1) In the first place, it must be taken into account that the doctrine and jurisprudential criteria regarding the remuneration regime for directors and the deductibility of the tax expense have been changing over the last few years and therefore, there are no single answers, nor single solutions. On the contrary, it is necessary to pay attention to the concrete context and the specific situation in which we find ourselves in order to regulate it appropriately.
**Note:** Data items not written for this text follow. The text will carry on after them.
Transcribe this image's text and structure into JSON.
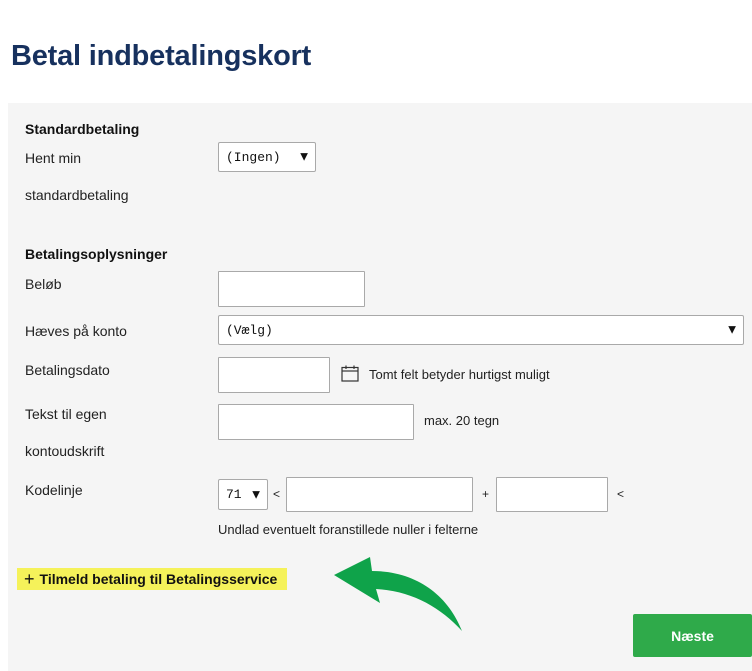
{
  "page": {
    "title": "Betal indbetalingskort"
  },
  "standard": {
    "heading": "Standardbetaling",
    "label_line1": "Hent min",
    "label_line2": "standardbetaling",
    "select_value": "(Ingen)"
  },
  "details": {
    "heading": "Betalingsoplysninger",
    "amount_label": "Beløb",
    "amount_value": "",
    "account_label": "Hæves på konto",
    "account_value": "(Vælg)",
    "date_label": "Betalingsdato",
    "date_value": "",
    "date_hint": "Tomt felt betyder hurtigst muligt",
    "text_label_line1": "Tekst til egen",
    "text_label_line2": "kontoudskrift",
    "text_value": "",
    "text_hint": "max. 20 tegn",
    "codeline_label": "Kodelinje",
    "codeline_type": "71",
    "codeline_sep_open": "<",
    "codeline_sep_plus": "+",
    "codeline_sep_close": "<",
    "codeline_field1": "",
    "codeline_field2": "",
    "codeline_hint": "Undlad eventuelt foranstillede nuller i felterne"
  },
  "actions": {
    "register_label": "Tilmeld betaling til Betalingsservice",
    "next_label": "Næste"
  },
  "icons": {
    "dropdown": "chevron-down-icon",
    "calendar": "calendar-icon",
    "plus": "plus-icon",
    "annotation": "green-arrow-annotation"
  },
  "colors": {
    "title": "#17315e",
    "panel_bg": "#f5f5f5",
    "highlight": "#f5f25a",
    "next_button": "#2faa4a",
    "annotation_arrow": "#0fa34a"
  }
}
What is valid for the directors of one company may not be equally valid for the directors of another and therefore, it is very convenient to analyze it case by case before making any decision.
2) Until 2018 it had been accepted more or less peacefully and by a majority doctrinal sector that certain remunerations of those directors who performed executive functions did not necessarily have to be established in the corporate bylaws and therefore, a greater confidentiality of the same could be ensured.
3) In 2018, following the 2014 reform of the Capital Companies Act for the improvement of corporate governance, there was a pronouncement by the 1st Chamber of the Spanish Supreme Court that, in a way, departs from the thesis, mostly accepted, which defended that the remuneration of CEOs did not have to be stated in the bylaws.
4) This change in the SC’s interpretative criterion caused a headache for many since, for obvious reasons of confidentiality and necessary flexibility, some companies were reluctant to make public more information than the strictly necessary.
5) Following the Supreme Court’s pronouncement, there have been subsequent pronouncements by the General Directorate of Security and Public Faith that have helped to clarify some issues and advocate for greater flexibility.
What is the best way to address all these issues and what steps should be taken?
The first step is to analyze the specific situation of the company and its sector; the structure of the management body and the origin of the remuneration that the directors may receive, depending on whether it is due to their appointment as director or to the provision of other types of services (other than management) to the company.
Once this analysis has been made, it is necessary to assess whether or not it is necessary to carry out some kind of amendment to the corporate bylaws to cover current or future remuneration.
In addition, attention should be paid to the need to document or not in a contract the functions to be performed and remuneration to be received and to document it adequately.
Any remuneration must be consistent with the remuneration policy and the maximum annual amounts approved by the shareholders’ general meeting.
The relevant corporate resolutions should be passed by both at the general meeting and at the management body, paying particular attention to quorums, majorities and, where applicable, duties to abstain from taking part or not, to ensure that resolutions concerning remuneration are adopted in an appropriate manner and to reduce the risks that the resolutions may be challenged or that a corporate action for liability may be brought.
If the necessary measures are taken, we will have solid arguments to defend ourselves against possible corporate conflicts and also in the event that the deductibility of the tax expense is questioned.